The downsides are, however, that (1) the kinds of detectable defects are limited, and (2) the more sophisticated analyses are expensive (also in terms of costs and in terms of analysis complexity and time). A decent check for problems like null pointers or buffer overflow may require very deep analysis (like model checking) which unfortunately is usually very complex making it unsuitable for larger and more complex systems under test. There are of course solutions to check for the absence of specific more complex problems but they usually set a very narrow scope of analysis (in terms of program size and language features). Furthermore, many very important test objectives simply cannot be achieved by purely static analysis. These include: load testing, user interface testing, most parts of integration and system testing and, in general, final user acceptance testing or validation of the delivered systems and documents.
So the final word is that static analysis can help reduce the verification costs and can even provide further benefits for software quality control, but one must find the most appropriate places of static analysis in his/her process keeping in mind that every project is unique, so no universal set of techniques or tools is available but customization and adaptation is always required.
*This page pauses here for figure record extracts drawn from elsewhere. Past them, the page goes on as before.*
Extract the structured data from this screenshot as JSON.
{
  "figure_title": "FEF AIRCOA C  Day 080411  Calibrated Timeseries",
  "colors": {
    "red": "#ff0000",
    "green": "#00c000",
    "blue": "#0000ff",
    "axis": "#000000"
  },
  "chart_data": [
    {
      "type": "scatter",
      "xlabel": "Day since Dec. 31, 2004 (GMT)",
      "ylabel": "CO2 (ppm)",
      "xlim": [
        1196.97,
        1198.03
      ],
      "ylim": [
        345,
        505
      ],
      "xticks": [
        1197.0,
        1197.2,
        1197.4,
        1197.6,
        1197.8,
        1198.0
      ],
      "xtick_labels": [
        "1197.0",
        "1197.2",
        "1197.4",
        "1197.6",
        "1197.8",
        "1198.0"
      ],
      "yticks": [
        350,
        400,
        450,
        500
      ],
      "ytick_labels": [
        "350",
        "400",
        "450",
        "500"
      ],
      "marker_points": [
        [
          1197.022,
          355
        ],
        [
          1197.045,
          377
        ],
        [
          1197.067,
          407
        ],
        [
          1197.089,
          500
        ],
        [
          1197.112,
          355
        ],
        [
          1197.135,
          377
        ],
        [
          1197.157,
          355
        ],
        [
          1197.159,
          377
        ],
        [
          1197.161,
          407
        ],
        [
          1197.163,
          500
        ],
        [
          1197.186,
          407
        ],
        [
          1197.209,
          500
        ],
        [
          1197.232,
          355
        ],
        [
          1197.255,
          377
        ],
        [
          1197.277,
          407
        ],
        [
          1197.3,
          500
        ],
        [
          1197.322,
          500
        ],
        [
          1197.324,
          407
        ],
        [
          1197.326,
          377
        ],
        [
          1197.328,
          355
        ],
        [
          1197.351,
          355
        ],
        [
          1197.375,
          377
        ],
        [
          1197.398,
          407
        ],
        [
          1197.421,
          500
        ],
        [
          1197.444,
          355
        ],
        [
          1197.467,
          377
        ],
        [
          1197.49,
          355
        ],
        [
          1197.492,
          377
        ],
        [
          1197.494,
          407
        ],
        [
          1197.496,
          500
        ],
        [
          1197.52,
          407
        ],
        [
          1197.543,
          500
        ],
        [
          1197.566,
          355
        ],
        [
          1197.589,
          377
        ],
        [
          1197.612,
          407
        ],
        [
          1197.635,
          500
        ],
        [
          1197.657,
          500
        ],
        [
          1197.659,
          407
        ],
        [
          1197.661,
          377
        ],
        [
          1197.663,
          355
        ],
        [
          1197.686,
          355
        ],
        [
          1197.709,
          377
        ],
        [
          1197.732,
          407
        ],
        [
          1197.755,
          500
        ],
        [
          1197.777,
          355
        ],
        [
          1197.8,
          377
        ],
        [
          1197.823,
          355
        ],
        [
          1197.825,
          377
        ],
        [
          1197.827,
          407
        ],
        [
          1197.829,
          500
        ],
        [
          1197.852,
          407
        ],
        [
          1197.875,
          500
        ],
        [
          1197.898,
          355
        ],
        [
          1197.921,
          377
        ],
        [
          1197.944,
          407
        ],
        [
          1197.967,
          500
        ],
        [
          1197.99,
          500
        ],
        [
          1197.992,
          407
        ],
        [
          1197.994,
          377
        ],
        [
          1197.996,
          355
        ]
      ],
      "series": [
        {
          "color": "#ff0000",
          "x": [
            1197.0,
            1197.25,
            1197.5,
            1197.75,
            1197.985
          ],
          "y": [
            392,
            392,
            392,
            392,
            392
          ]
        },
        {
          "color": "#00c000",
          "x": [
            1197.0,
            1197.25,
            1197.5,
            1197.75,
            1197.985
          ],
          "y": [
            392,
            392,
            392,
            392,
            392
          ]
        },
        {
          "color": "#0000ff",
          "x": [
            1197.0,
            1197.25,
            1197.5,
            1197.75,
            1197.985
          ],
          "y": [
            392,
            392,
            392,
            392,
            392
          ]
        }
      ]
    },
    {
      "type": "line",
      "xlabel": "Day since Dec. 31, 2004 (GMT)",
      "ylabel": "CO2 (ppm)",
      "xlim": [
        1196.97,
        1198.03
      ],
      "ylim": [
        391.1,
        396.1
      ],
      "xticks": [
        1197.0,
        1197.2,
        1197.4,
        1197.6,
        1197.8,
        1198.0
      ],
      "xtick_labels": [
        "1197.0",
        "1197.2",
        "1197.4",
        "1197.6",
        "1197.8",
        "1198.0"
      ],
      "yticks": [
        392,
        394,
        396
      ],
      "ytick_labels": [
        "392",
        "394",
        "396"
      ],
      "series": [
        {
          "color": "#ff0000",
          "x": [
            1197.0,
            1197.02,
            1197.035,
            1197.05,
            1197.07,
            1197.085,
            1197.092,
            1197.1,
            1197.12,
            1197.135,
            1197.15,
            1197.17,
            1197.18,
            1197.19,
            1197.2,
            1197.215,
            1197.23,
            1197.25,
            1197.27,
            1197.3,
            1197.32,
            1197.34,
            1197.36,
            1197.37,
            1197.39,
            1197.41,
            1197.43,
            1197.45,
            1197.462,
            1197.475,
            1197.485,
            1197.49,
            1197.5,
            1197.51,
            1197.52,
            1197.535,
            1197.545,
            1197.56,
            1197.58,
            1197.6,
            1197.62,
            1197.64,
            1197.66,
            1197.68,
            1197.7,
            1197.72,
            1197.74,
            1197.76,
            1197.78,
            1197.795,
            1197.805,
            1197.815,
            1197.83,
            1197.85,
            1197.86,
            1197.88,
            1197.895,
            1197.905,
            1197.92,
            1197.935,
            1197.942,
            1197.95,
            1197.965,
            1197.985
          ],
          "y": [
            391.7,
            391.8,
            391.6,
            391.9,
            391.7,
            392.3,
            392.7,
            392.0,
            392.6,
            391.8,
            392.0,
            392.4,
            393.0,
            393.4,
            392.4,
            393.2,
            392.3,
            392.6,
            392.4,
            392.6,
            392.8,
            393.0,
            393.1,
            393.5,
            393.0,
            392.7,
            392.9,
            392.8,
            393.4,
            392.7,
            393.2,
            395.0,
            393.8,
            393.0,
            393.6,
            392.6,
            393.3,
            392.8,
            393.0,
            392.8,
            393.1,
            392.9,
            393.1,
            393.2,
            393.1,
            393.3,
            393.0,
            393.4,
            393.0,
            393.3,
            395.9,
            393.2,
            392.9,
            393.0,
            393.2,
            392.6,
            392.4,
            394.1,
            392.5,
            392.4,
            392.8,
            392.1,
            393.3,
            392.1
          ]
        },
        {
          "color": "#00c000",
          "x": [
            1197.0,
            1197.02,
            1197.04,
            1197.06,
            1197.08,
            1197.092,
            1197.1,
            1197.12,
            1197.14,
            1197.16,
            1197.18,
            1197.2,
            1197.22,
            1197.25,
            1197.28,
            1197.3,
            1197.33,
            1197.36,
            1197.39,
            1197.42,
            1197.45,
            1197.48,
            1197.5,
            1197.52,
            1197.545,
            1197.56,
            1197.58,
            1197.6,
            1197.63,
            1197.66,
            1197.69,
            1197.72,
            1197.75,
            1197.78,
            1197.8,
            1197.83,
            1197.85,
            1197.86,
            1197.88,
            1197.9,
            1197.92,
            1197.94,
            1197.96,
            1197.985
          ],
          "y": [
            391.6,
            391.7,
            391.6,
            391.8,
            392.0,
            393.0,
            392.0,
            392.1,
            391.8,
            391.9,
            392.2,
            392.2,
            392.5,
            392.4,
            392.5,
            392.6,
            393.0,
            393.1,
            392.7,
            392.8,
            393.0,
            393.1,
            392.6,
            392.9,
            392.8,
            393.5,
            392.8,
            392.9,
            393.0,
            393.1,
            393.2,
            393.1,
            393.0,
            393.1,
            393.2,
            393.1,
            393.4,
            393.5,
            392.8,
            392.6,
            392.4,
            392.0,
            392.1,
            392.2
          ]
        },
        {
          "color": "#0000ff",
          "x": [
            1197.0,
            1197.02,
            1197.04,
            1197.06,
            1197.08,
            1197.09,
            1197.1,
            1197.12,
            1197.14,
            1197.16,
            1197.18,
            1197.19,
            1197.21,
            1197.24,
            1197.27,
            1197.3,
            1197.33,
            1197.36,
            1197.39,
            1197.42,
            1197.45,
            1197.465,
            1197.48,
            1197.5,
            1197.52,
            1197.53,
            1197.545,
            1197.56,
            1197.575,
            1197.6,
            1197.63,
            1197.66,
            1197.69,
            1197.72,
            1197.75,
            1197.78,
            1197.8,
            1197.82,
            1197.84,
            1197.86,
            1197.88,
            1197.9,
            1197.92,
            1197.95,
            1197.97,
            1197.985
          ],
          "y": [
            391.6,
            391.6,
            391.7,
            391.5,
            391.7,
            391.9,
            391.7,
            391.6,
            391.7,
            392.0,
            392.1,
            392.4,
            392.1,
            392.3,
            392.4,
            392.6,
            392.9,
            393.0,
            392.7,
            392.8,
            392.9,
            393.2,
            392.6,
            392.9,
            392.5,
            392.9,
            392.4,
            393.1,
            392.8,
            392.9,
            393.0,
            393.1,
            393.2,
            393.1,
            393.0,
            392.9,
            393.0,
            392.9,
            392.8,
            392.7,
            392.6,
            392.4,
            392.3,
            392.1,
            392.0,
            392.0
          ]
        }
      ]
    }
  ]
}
In practice, it is a good idea to see static analysis as an integral part of testing (or more generally software quality) efforts. Testing practitioners and respected software quality managers give the following very practical advice:
- The first priority should always be the application of functional testing as it is closest to the final validation by the customer of the system.
- Functional testing can be augmented with different white box techniques to ensure its effectiveness, like measuring and controlling code coverage.
- According to risk-based priority static techniques can come after the above, but from practical point of view they can be started right at the beginning and can be used throughout the software life cycle, since usually they are cheap compared to the benefits they can provide.
The proverb "quality is free" (coined by Phil Crosby) is not new, but it especially fits to the place of static analysis within software quality. If we find defects and other problems early their fixation is cheap compared to finding them in later phases so, overall, investing in static analysis tools, methods and process restructuring will return in most cases.